Re: NSTimers gone wild...
Re: NSTimers gone wild...
- Subject: Re: NSTimers gone wild...
- From: Chris Kane <email@hidden>
- Date: Sun, 31 Aug 2003 12:52:03 -0700
The NSTimer will start to skip firing dates, picking the next one after
the callback method returns to it. So you'll get less than 20 firings
per second.
There is no way to adjust the priority of the timer relative to other
input sources. The kernel for the most part determines which of many
available inputs it gives to the app. The kernel tends to round-robin
amongst the ready input sources.
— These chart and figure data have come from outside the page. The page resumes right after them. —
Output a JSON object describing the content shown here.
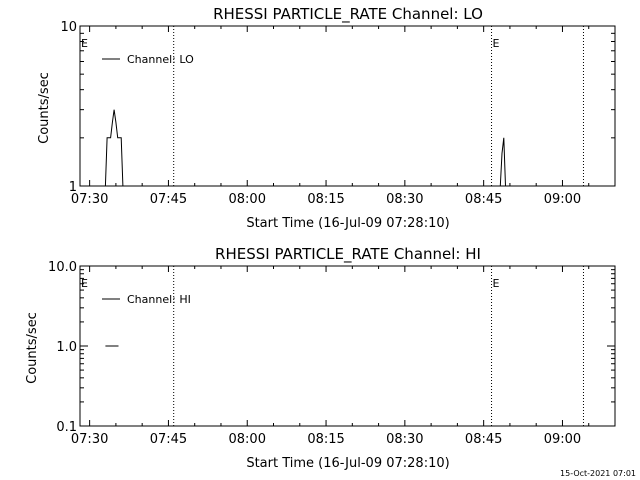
{
  "chart_data": [
    {
      "type": "line",
      "title": "RHESSI PARTICLE_RATE Channel: LO",
      "xlabel": "Start Time (16-Jul-09 07:28:10)",
      "ylabel": "Counts/sec",
      "yscale": "log",
      "ylim": [
        1,
        10
      ],
      "ytick_values": [
        1,
        10
      ],
      "ytick_labels": [
        "1",
        "10"
      ],
      "xlim": [
        "07:28:10",
        "09:10:00"
      ],
      "xtick_labels": [
        "07:30",
        "07:45",
        "08:00",
        "08:15",
        "08:30",
        "08:45",
        "09:00"
      ],
      "legend": {
        "placement": "top-left",
        "entries": [
          "Channel: LO"
        ]
      },
      "vertical_lines": [
        "07:46:00",
        "08:46:30",
        "09:04:00"
      ],
      "markers": [
        {
          "label": "E",
          "time": "07:28:10"
        },
        {
          "label": "E",
          "time": "08:46:30"
        }
      ],
      "series": [
        {
          "name": "Channel: LO",
          "points": [
            [
              "07:33:00",
              1
            ],
            [
              "07:33:20",
              2
            ],
            [
              "07:34:00",
              2
            ],
            [
              "07:34:20",
              2.5
            ],
            [
              "07:34:40",
              3
            ],
            [
              "07:35:00",
              2.5
            ],
            [
              "07:35:20",
              2
            ],
            [
              "07:36:00",
              2
            ],
            [
              "07:36:20",
              1
            ],
            [
              "08:48:00",
              null
            ],
            [
              "08:48:10",
              1
            ],
            [
              "08:48:30",
              1.6
            ],
            [
              "08:48:50",
              2
            ],
            [
              "08:49:10",
              1
            ]
          ]
        }
      ]
    },
    {
      "type": "line",
      "title": "RHESSI PARTICLE_RATE Channel: HI",
      "xlabel": "Start Time (16-Jul-09 07:28:10)",
      "ylabel": "Counts/sec",
      "yscale": "log",
      "ylim": [
        0.1,
        10
      ],
      "ytick_values": [
        0.1,
        1,
        10
      ],
      "ytick_labels": [
        "0.1",
        "1.0",
        "10.0"
      ],
      "xlim": [
        "07:28:10",
        "09:10:00"
      ],
      "xtick_labels": [
        "07:30",
        "07:45",
        "08:00",
        "08:15",
        "08:30",
        "08:45",
        "09:00"
      ],
      "legend": {
        "placement": "top-left",
        "entries": [
          "Channel: HI"
        ]
      },
      "vertical_lines": [
        "07:46:00",
        "08:46:30",
        "09:04:00"
      ],
      "markers": [
        {
          "label": "E",
          "time": "07:28:10"
        },
        {
          "label": "E",
          "time": "08:46:30"
        }
      ],
      "series": [
        {
          "name": "Channel: HI",
          "points": [
            [
              "07:33:00",
              1
            ],
            [
              "07:35:30",
              1
            ]
          ]
        }
      ]
    }
  ],
  "footer": {
    "timestamp": "15-Oct-2021 07:01"
  }
}
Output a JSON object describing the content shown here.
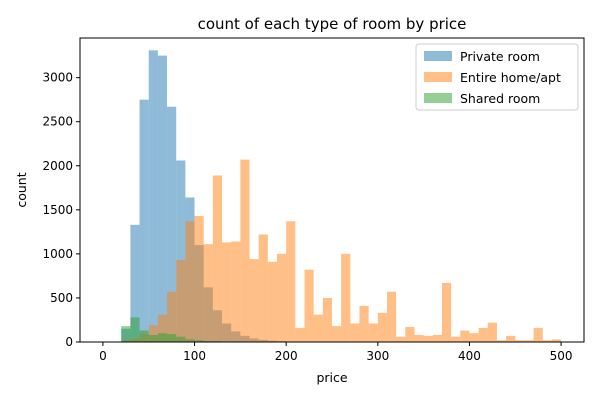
{
  "chart_data": {
    "type": "histogram",
    "title": "count of each type of room by price",
    "xlabel": "price",
    "ylabel": "count",
    "xlim": [
      -25,
      525
    ],
    "ylim": [
      0,
      3450
    ],
    "xticks": [
      0,
      100,
      200,
      300,
      400,
      500
    ],
    "yticks": [
      0,
      500,
      1000,
      1500,
      2000,
      2500,
      3000
    ],
    "legend_position": "top-right",
    "grid": false,
    "series": [
      {
        "name": "Private room",
        "color": "#1f77b4",
        "alpha": 0.5,
        "bin_start": 20,
        "bin_width": 10,
        "counts": [
          150,
          1330,
          2750,
          3310,
          3250,
          2670,
          2060,
          1640,
          1100,
          620,
          360,
          210,
          120,
          70,
          40,
          25,
          15,
          10,
          5,
          3,
          2,
          0,
          0,
          0,
          0,
          0,
          0,
          0,
          0,
          0,
          0,
          0,
          0,
          0,
          0,
          0,
          0,
          0,
          0,
          0,
          0,
          0,
          0,
          0,
          0,
          0,
          0,
          0
        ]
      },
      {
        "name": "Entire home/apt",
        "color": "#ff7f0e",
        "alpha": 0.5,
        "bin_start": 20,
        "bin_width": 10,
        "counts": [
          20,
          40,
          90,
          190,
          310,
          570,
          930,
          1370,
          1430,
          1110,
          1890,
          1130,
          1140,
          2070,
          940,
          1220,
          910,
          1000,
          1370,
          160,
          820,
          310,
          500,
          180,
          1000,
          210,
          410,
          210,
          330,
          570,
          60,
          170,
          80,
          70,
          80,
          670,
          60,
          130,
          100,
          160,
          220,
          20,
          70,
          20,
          20,
          160,
          20,
          30
        ]
      },
      {
        "name": "Shared room",
        "color": "#2ca02c",
        "alpha": 0.5,
        "bin_start": 20,
        "bin_width": 10,
        "counts": [
          180,
          280,
          130,
          80,
          100,
          90,
          60,
          30,
          20,
          10,
          10,
          5,
          5,
          5,
          5,
          0,
          0,
          0,
          0,
          0,
          0,
          0,
          0,
          0,
          0,
          0,
          0,
          0,
          0,
          0,
          0,
          0,
          0,
          0,
          0,
          0,
          0,
          0,
          0,
          0,
          0,
          0,
          0,
          0,
          0,
          0,
          0,
          0
        ]
      }
    ]
  }
}
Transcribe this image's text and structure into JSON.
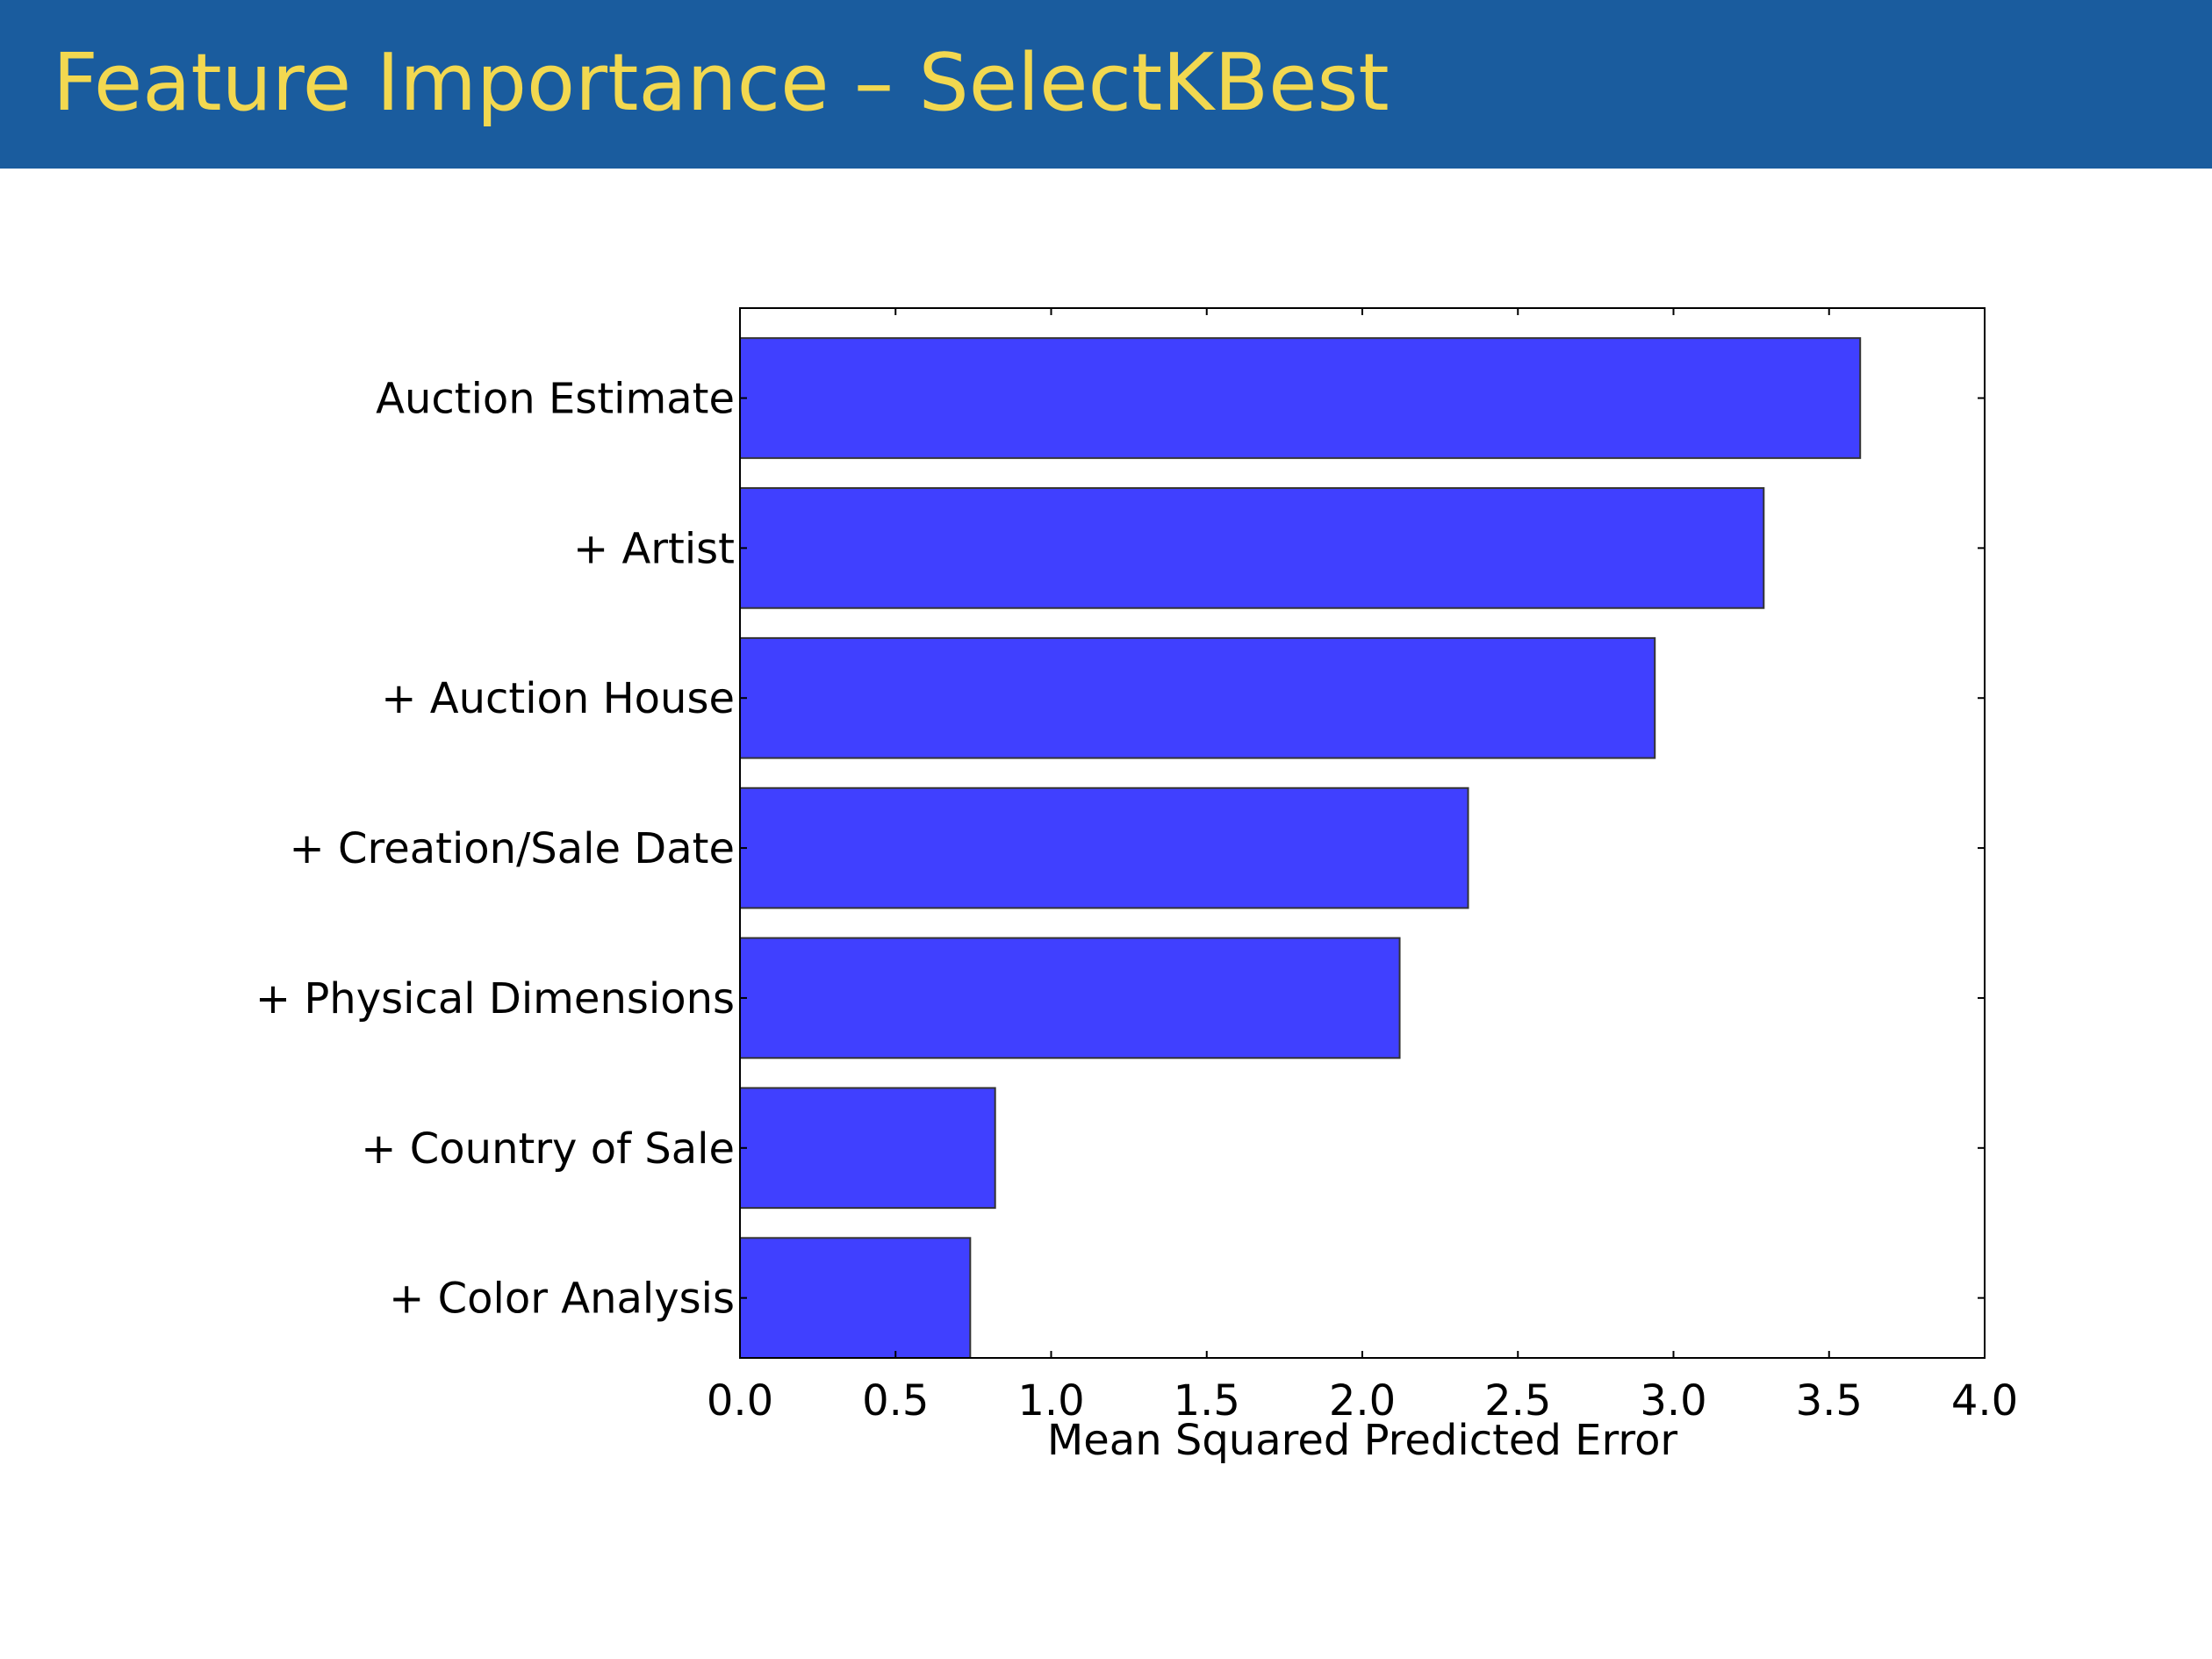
{
  "slide": {
    "title": "Feature Importance – SelectKBest",
    "title_color": "#f2d850",
    "header_color": "#1a5c9e"
  },
  "chart_data": {
    "type": "bar",
    "orientation": "horizontal",
    "categories": [
      "Auction Estimate",
      "+ Artist",
      "+ Auction House",
      "+ Creation/Sale Date",
      "+ Physical Dimensions",
      "+ Country of Sale",
      "+ Color Analysis"
    ],
    "values": [
      3.6,
      3.29,
      2.94,
      2.34,
      2.12,
      0.82,
      0.74
    ],
    "xlabel": "Mean Squared Predicted Error",
    "ylabel": "",
    "xlim": [
      0,
      4
    ],
    "xticks": [
      "0.0",
      "0.5",
      "1.0",
      "1.5",
      "2.0",
      "2.5",
      "3.0",
      "3.5",
      "4.0"
    ],
    "grid": false,
    "bar_color": "#4040ff"
  }
}
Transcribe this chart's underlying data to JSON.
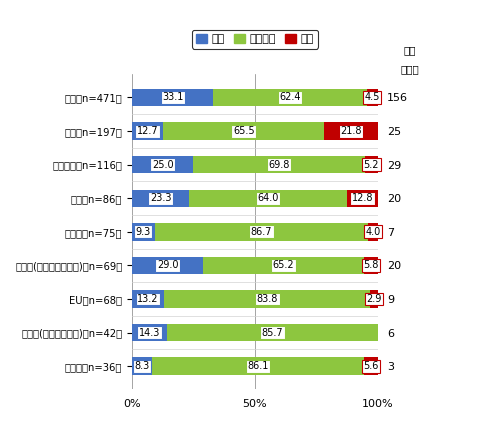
{
  "categories": [
    "米国（n=471）",
    "日本（n=197）",
    "メキシコ（n=116）",
    "中国（n=86）",
    "カナダ（n=75）",
    "アジア(日本と中国除く)（n=69）",
    "EU（n=68）",
    "中南米(メキシコ除く)（n=42）",
    "その他（n=36）"
  ],
  "expand": [
    33.1,
    12.7,
    25.0,
    23.3,
    9.3,
    29.0,
    13.2,
    14.3,
    8.3
  ],
  "maintain": [
    62.4,
    65.5,
    69.8,
    64.0,
    86.7,
    65.2,
    83.8,
    85.7,
    86.1
  ],
  "shrink": [
    4.5,
    21.8,
    5.2,
    12.8,
    4.0,
    5.8,
    2.9,
    0.0,
    5.6
  ],
  "expand_companies": [
    156,
    25,
    29,
    20,
    7,
    20,
    9,
    6,
    3
  ],
  "color_expand": "#4472C4",
  "color_maintain": "#8DC63F",
  "color_shrink": "#C00000",
  "legend_labels": [
    "拡大",
    "現状維持",
    "縮小"
  ],
  "title_right1": "拡大",
  "title_right2": "（社）",
  "bar_height": 0.52,
  "figsize": [
    4.97,
    4.24
  ],
  "dpi": 100
}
A timer firing at 1/20th of a second
shouldn't starve out other sources in any case, assuming your method
takes about that long or less. If your method can sometimes take 5
seconds, well, that can be a different matter (and you probably
shouldn't try to fire it 20 times a second, but put it off on another
thread or something).
Chris Kane
Cocoa Frameworks, Apple
On Aug 4, 2003, at 10:40 AM, John Pattenden wrote:
I have an NSTimer I call every 20th of a second, if it takes more than
a 20th of a second to do its work will the runloop start to drop other
events?
My App starts to ignore logout events if my timer fires too often - is
there a way to drop its priority but still keep it firing at about the
same rate if there are no other events pending?